Branched Coverings of Non-Orientable 3-Manifolds

3-manifoldsgt.geometric-topology

A continuous map of 3-dimensional manifolds $f \colon M^3 \to N^3$ is called a branched covering if there is a link $L \subset N^3$, such that the restriction $f \colon M \setminus f^{-1}(L) \to N \setminus L$ is a covering map in the usual sense. In that case we say that $f$ is branched along $L$, and the degree of $f$ is the degree of the aforementioned restriction. A classical result by Hilden and Montesinos states that each closed orientable 3-manifold $M$ can be represented as a branched covering $M \to S^3$ over the 3-sphere branched along a knot.

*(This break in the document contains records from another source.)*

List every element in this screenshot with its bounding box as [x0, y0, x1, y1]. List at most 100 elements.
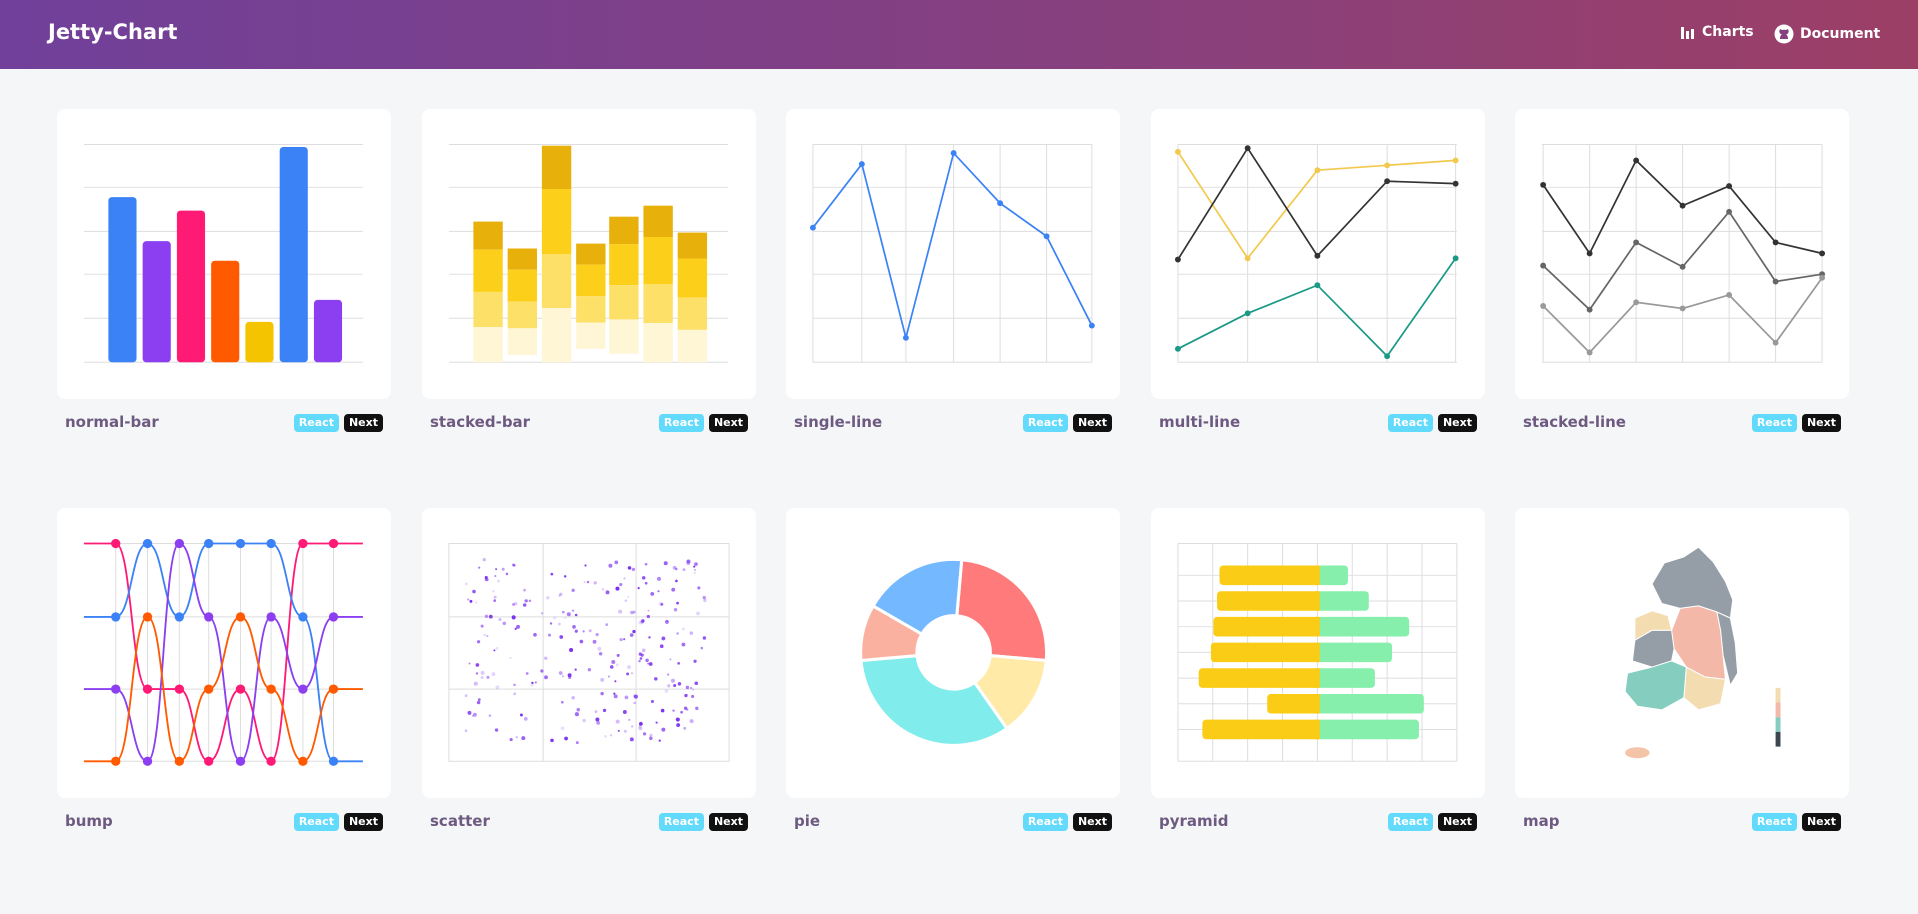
- card-label[interactable]: pie: [794, 812, 821, 830]
- framework-badge[interactable]: React: [293, 813, 339, 831]
- point: [659, 644, 664, 649]
- point: [469, 599, 473, 603]
- bar-segment: [576, 296, 606, 323]
- point: [544, 675, 548, 680]
- nav-charts[interactable]: Charts: [1680, 24, 1754, 40]
- framework-badge[interactable]: Next: [1437, 414, 1477, 432]
- chart-card[interactable]: [1151, 109, 1485, 399]
- point: [680, 710, 683, 714]
- chart-card[interactable]: [786, 508, 1120, 798]
- badge-group: React Next: [1387, 813, 1477, 831]
- app-title[interactable]: Jetty-Chart: [48, 20, 178, 44]
- framework-badge[interactable]: React: [658, 813, 704, 831]
- point: [559, 635, 564, 639]
- bar-left: [1210, 642, 1323, 663]
- point: [476, 640, 481, 644]
- chart-card[interactable]: [57, 109, 391, 399]
- point: [502, 621, 507, 626]
- framework-badge[interactable]: React: [1387, 414, 1433, 432]
- framework-badge[interactable]: Next: [1437, 813, 1477, 831]
- bar-join: [1314, 565, 1320, 586]
- legend-swatch: [1775, 687, 1781, 703]
- point: [675, 579, 678, 583]
- framework-badge[interactable]: Next: [708, 414, 748, 432]
- card-label[interactable]: pyramid: [1159, 812, 1229, 830]
- chart-card[interactable]: [1515, 109, 1849, 399]
- framework-badge[interactable]: React: [1022, 414, 1068, 432]
- point: [464, 582, 468, 586]
- point: [614, 560, 619, 565]
- point: [651, 700, 654, 703]
- point: [142, 756, 153, 766]
- framework-badge[interactable]: Next: [1072, 813, 1112, 831]
- point: [1384, 178, 1391, 185]
- framework-badge[interactable]: Next: [343, 813, 383, 831]
- point: [583, 581, 586, 584]
- chart-card[interactable]: [1151, 508, 1485, 798]
- framework-badge[interactable]: Next: [1801, 813, 1841, 831]
- bump-line: [83, 542, 363, 763]
- card-label[interactable]: multi-line: [1159, 413, 1241, 431]
- line: [1177, 257, 1457, 358]
- framework-badge[interactable]: React: [293, 414, 339, 432]
- legend-swatch: [1775, 702, 1781, 718]
- point: [480, 624, 484, 628]
- chart-card[interactable]: [422, 109, 756, 399]
- card-label[interactable]: single-line: [794, 413, 883, 431]
- card-label[interactable]: stacked-bar: [430, 413, 531, 431]
- point: [644, 562, 648, 566]
- point: [540, 669, 544, 673]
- point: [613, 694, 618, 699]
- framework-badge[interactable]: Next: [708, 813, 748, 831]
- point: [638, 726, 643, 731]
- point: [486, 675, 490, 679]
- point: [1679, 305, 1686, 312]
- point: [615, 719, 620, 724]
- bar-right: [1317, 591, 1369, 611]
- point: [492, 590, 495, 593]
- point: [605, 623, 609, 626]
- point: [676, 601, 679, 605]
- point: [664, 689, 669, 693]
- point: [686, 561, 691, 566]
- card-label[interactable]: map: [1523, 812, 1560, 830]
- framework-badge[interactable]: React: [658, 414, 704, 432]
- legend-swatch: [1775, 717, 1781, 732]
- framework-badge[interactable]: React: [1751, 813, 1797, 831]
- point: [677, 662, 680, 665]
- point: [629, 633, 634, 637]
- point: [663, 561, 668, 566]
- card-label[interactable]: normal-bar: [65, 413, 159, 431]
- bump-line: [83, 615, 363, 763]
- point: [571, 609, 575, 612]
- framework-badge[interactable]: React: [1387, 813, 1433, 831]
- card-label[interactable]: bump: [65, 812, 113, 830]
- framework-badge[interactable]: Next: [343, 414, 383, 432]
- framework-badge[interactable]: Next: [1801, 414, 1841, 432]
- point: [661, 727, 666, 732]
- point: [809, 224, 816, 231]
- point: [611, 659, 616, 665]
- chart-card[interactable]: [422, 508, 756, 798]
- point: [1726, 208, 1733, 215]
- point: [641, 576, 646, 580]
- point: [111, 756, 121, 766]
- bar-right: [1317, 565, 1348, 586]
- chart-card[interactable]: [57, 508, 391, 798]
- point: [700, 646, 704, 650]
- card-label[interactable]: scatter: [430, 812, 490, 830]
- bump-line: [83, 542, 363, 763]
- card-label[interactable]: stacked-line: [1523, 413, 1626, 431]
- framework-badge[interactable]: Next: [1072, 414, 1112, 432]
- chart-card[interactable]: [1515, 508, 1849, 798]
- framework-badge[interactable]: React: [1022, 813, 1068, 831]
- point: [642, 648, 646, 653]
- point: [1633, 157, 1640, 164]
- point: [483, 633, 486, 637]
- chart-card[interactable]: [786, 109, 1120, 399]
- nav-document[interactable]: Document: [1774, 24, 1880, 44]
- point: [671, 587, 676, 592]
- framework-badge[interactable]: React: [1751, 414, 1797, 432]
- bar-segment: [609, 285, 639, 320]
- point: [298, 538, 308, 549]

In the non-orientable case Berstein and Edmonds showed that each compact non-orientable manifold $N$ without boundary can be represented as a branched covering over $N_1=\mathbb{R}P^2 \times S^1$. Moreover, a non-orientable manifold $M$ branched covers $N_2=$ the non-trivial $S^2$-bundle over $S^1$ iff the Bockstein $\in H^2(M,\mathbb{Z})$ of its first tangent Stiefel-Whitney class is zero. The question is: is there a branched covering map from $S^3$ to at least one of the manifolds $N_1,N_2$? If this turns out to be true, then every compact 3-manifold without boundary, orientable or not, would be a branched covering of $\mathbb{R}P^2 \times S^1$.

Best Answer

A branched covering must induce a surjection on rational homology, which one can see, for example, by the existence of a transfer homomorphism. So there is no branched covering $S^3 \to \mathbb{R}P^2 \times S^1$.